## Compare Xrefs

This notebook is to compare xrefs from two lists of ontology terms that contain one or more xrefs. When working with data as ontologies, the lists of terms can be extracted using SPARQL queries found in the "sparql" directory using ROBOT.

In [1]:
# Imports 
import pandas as pd

pd.set_option('display.max_colwidth', None)

In [2]:
# Read in file of Mondo xrefs

df_mondo = pd.read_csv('reports/mondo_xrefs.tsv', sep='\t')
# The Mondo file contains one line per term per xref.

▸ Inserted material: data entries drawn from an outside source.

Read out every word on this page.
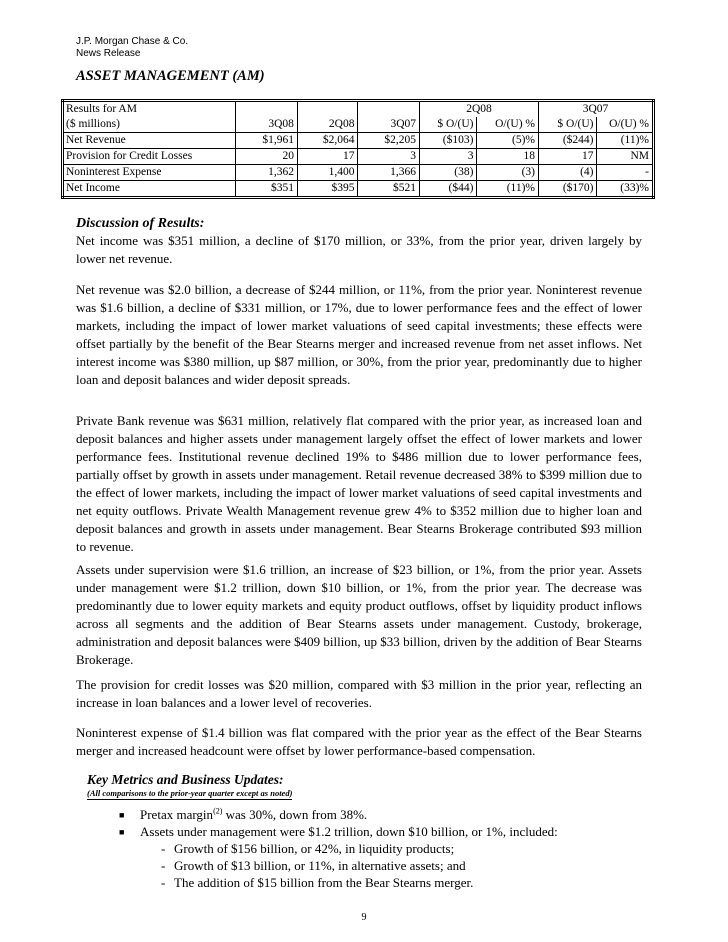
J.P. Morgan Chase & Co.
News Release
ASSET MANAGEMENT (AM)
Results for AM				2Q08		3Q07	
($ millions)	3Q08	2Q08	3Q07	$ O/(U)	O/(U) %	$ O/(U)	O/(U) %
Net Revenue	$1,961	$2,064	$2,205	($103)	(5)%	($244)	(11)%
Provision for Credit Losses	20	17	3	3	18	17	NM
Noninterest Expense	1,362	1,400	1,366	(38)	(3)	(4)	-
Net Income	$351	$395	$521	($44)	(11)%	($170)	(33)%
Discussion of Results:
Net income was $351 million, a decline of $170 million, or 33%, from the prior year, driven largely by lower net revenue.
Net revenue was $2.0 billion, a decrease of $244 million, or 11%, from the prior year. Noninterest revenue was $1.6 billion, a decline of $331 million, or 17%, due to lower performance fees and the effect of lower markets, including the impact of lower market valuations of seed capital investments; these effects were offset partially by the benefit of the Bear Stearns merger and increased revenue from net asset inflows. Net interest income was $380 million, up $87 million, or 30%, from the prior year, predominantly due to higher loan and deposit balances and wider deposit spreads.
Private Bank revenue was $631 million, relatively flat compared with the prior year, as increased loan and deposit balances and higher assets under management largely offset the effect of lower markets and lower performance fees. Institutional revenue declined 19% to $486 million due to lower performance fees, partially offset by growth in assets under management. Retail revenue decreased 38% to $399 million due to the effect of lower markets, including the impact of lower market valuations of seed capital investments and net equity outflows. Private Wealth Management revenue grew 4% to $352 million due to higher loan and deposit balances and growth in assets under management. Bear Stearns Brokerage contributed $93 million to revenue.
Assets under supervision were $1.6 trillion, an increase of $23 billion, or 1%, from the prior year. Assets under management were $1.2 trillion, down $10 billion, or 1%, from the prior year. The decrease was predominantly due to lower equity markets and equity product outflows, offset by liquidity product inflows across all segments and the addition of Bear Stearns assets under management. Custody, brokerage, administration and deposit balances were $409 billion, up $33 billion, driven by the addition of Bear Stearns Brokerage.
The provision for credit losses was $20 million, compared with $3 million in the prior year, reflecting an increase in loan balances and a lower level of recoveries.
Noninterest expense of $1.4 billion was flat compared with the prior year as the effect of the Bear Stearns merger and increased headcount were offset by lower performance-based compensation.
Key Metrics and Business Updates:
(All comparisons to the prior-year quarter except as noted)
■ Pretax margin$^{(2)}$ was 30%, down from 38%.
■ Assets under management were $1.2 trillion, down $10 billion, or 1%, included:
- Growth of $156 billion, or 42%, in liquidity products;
- Growth of $13 billion, or 11%, in alternative assets; and
- The addition of $15 billion from the Bear Stearns merger.
9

Only Mondo terms with xrefs are included in the file.

df_mondo.head()

Unnamed: 0,?mondo_curie,?mondo_term,?label,?xref
0,MONDO:0000001,<http://purl.obolibrary.org/obo/MONDO_0000001>,disease,DOID:4
1,MONDO:0000001,<http://purl.obolibrary.org/obo/MONDO_0000001>,disease,ICD9:799.9
2,MONDO:0000001,<http://purl.obolibrary.org/obo/MONDO_0000001>,disease,MEDGEN:4347
3,MONDO:0000001,<http://purl.obolibrary.org/obo/MONDO_0000001>,disease,MESH:D004194
4,MONDO:0000001,<http://purl.obolibrary.org/obo/MONDO_0000001>,disease,NCIT:C2991


In [3]:
df_mondo.nunique()

?mondo_curie     27092
?mondo_term      27092
?label           27092
?xref           131281
dtype: int64

In [4]:
# Read in file from other ontology source
ont_filepath = 'reports/ird_xrefs.tsv'

df_ont = pd.read_csv(ont_filepath, sep='\t')
# The IRD file contains _all_ IRD terms and references to terms with values from CUI, ICD-11, OMIM, ORPHA, SNOMED.
# These references in the IRD ontology file are modeled as property values vs. database cross references as the ontology does not use 
# OBO Foundry formatting and properties.

df_ont.head()

Unnamed: 0,?class,?label,?xref
0,<http://www.semanticweb.org/msh/ontologies/2023/1/IRD>,IRD_6_Congenital & Stationary Retinal Diseases,UMLS:C4073105
1,<http://www.semanticweb.org/msh/ontologies/2023/1/IRD>,IRD_6_Congenital & Stationary Retinal Diseases,SCTID:232061009
2,<http://www.semanticweb.org/msh/ontologies/2023/1/IRD#AICA-ribosiduria>,IRD_5_1_AICA-ribosiduria,UMLS:C1837530
3,<http://www.semanticweb.org/msh/ontologies/2023/1/IRD#AICA-ribosiduria>,IRD_5_1_AICA-ribosiduria,ICD11:5C55.0Y
4,<http://www.semanticweb.org/msh/ontologies/2023/1/IRD#AICA-ribosiduria>,IRD_5_1_AICA-ribosiduria,Orphanet:250977


In [5]:
df_ont.nunique()

?class    163
?label    163
?xref     494
dtype: int64

---
## Map terms

Find terms in IRD that map to Mondo term(s) based on shared xrefs between the two terms.

In [6]:
# Rename columns
df_mondo_clean = df_mondo.rename(columns={
    '?mondo_curie': 'mondo_curie',
    '?label': 'mondo_label',
    '?xref': 'xref'
})

df_ont_clean = df_ont.rename(columns={
    df_ont.columns[0]: 'ird_term',
    df_ont.columns[1]: 'ird_label',
    df_ont.columns[2]: 'xref'
})

# Flatten Mondo dataframe - Group and collect all xrefs for each MONDO term so there is one Mondo term and a list of xrefs
mondo_xrefs = df_mondo_clean.groupby(['mondo_curie', 'mondo_label'])['xref'].apply(lambda x: sorted(set(x))).reset_index()
mondo_xrefs = mondo_xrefs.rename(columns={'xref': 'mondo_all_xrefs'})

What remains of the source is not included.